INDIANAPOLIS – The motivation began when vacation started last January, earlier than virtually anyone expected.
Spectating in the postseason isn't something the Colts are accustomed to over the last 15-20 years.
For some teams, salvaging a .500 season (after playing five quarterbacks), would offer more than a few flickers of encouragement heading into the next season.
Don't tell that to the Colts' leader, Robert Mathis.
"8-8 was not good enough by any stretch of imagination," Mathis said at the start of the Colts' offseason program. "So we have to come in and do what we're capable of and that's finish the job.
"We want to win the Super Bowl, make no bones about it. It's not a prediction, it's an expectation and we have to work towards it."
Last year was Mathis' 13th season in the NFL.
It was only the second time he wasn't playing meaningful football in January.
A few lockers down from Mathis, Andrew Luck explained his first viewing of the NFL playoffs at the professional level.
"You're just sitting on your butt and there's not much to do in January so not a good feeling," Luck says.

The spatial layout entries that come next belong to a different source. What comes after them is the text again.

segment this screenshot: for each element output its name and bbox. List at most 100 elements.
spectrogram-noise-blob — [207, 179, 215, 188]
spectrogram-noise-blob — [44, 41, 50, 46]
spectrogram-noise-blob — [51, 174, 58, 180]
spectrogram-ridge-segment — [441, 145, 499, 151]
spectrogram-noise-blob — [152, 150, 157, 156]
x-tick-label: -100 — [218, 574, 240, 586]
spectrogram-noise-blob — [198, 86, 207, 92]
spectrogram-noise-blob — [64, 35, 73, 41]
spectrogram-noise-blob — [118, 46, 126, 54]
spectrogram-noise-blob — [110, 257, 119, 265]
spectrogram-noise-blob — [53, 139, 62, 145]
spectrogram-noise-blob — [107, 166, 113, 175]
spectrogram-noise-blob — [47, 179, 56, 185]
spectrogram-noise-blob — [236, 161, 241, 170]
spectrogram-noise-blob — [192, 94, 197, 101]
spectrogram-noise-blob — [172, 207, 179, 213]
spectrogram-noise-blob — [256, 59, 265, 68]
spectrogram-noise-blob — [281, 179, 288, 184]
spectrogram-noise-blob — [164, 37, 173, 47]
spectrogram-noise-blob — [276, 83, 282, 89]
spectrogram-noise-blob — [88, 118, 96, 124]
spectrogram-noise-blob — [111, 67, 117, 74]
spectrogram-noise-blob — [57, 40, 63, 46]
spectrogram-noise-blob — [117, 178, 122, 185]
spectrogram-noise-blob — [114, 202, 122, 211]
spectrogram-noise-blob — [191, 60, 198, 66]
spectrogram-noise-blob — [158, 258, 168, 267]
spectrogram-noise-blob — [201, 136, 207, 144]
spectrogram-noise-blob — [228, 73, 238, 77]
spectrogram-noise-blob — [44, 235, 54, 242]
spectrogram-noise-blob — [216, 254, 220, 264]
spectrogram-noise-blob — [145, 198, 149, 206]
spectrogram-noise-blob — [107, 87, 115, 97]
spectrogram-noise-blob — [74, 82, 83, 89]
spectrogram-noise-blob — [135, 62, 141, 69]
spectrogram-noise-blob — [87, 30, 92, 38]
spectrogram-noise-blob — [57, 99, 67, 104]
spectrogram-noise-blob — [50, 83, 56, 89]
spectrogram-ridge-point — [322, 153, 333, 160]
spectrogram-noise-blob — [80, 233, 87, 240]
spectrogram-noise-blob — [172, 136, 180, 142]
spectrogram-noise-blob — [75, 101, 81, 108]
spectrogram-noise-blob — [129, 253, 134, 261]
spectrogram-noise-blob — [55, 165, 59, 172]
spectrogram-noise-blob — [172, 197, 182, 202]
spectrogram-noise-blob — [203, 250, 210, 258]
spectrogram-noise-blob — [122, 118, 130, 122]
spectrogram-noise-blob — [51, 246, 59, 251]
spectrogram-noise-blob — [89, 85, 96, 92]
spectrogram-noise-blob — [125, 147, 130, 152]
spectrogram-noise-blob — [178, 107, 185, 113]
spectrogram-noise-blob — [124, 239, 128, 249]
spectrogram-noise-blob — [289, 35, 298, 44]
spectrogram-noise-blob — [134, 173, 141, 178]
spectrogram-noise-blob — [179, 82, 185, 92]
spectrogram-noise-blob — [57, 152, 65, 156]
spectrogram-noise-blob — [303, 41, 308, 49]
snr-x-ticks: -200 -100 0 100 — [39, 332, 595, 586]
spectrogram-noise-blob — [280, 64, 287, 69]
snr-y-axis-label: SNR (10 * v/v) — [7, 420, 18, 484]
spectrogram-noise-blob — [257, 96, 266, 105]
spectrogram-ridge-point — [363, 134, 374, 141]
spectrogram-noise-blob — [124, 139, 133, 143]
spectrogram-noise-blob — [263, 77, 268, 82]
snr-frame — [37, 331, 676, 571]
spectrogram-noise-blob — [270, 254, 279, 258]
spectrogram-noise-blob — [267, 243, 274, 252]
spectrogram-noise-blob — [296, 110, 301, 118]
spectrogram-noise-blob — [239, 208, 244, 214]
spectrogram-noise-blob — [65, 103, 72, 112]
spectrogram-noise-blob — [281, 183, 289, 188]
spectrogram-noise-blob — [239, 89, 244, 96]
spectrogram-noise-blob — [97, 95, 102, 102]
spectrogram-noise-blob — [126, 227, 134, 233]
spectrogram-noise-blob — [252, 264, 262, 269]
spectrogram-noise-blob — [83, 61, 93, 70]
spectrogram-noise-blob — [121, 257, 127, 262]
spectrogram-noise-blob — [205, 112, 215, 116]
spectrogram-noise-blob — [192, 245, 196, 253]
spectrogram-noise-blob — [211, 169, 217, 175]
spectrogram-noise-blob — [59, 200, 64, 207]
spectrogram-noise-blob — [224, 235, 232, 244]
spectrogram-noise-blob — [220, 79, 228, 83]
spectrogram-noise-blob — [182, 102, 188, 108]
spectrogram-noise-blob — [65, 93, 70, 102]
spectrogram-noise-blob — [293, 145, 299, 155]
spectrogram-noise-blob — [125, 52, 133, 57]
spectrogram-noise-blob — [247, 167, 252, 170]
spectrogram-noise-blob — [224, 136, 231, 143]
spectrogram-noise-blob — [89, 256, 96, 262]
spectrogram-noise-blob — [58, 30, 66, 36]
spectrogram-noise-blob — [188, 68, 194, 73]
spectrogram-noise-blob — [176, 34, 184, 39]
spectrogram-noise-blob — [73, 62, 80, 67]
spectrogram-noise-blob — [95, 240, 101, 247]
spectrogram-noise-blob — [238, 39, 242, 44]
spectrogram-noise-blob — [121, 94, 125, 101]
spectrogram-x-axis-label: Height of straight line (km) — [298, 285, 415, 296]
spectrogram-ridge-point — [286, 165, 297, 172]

As tough as it may have been to play the what-if game, Luck tried to view last year's postseason as a learning experience.
For some Colts, like Luck, last year was the first time in the NFL that the playoffs were chapters left blank after another season was put on the shelf.
Monday was the Colts' early beginnings of putting pen to paper for this 2016 book.
Will this year's hardback be thicker?
"It's a hard place to get to," eight-year veteran Darius Butler says of the postseason. "I've been fortunate in my career to be there more times than I haven't, but just missing it last year, that's fresh in my mind.
"It was tough not to be there and obviously you don't want that feeling again."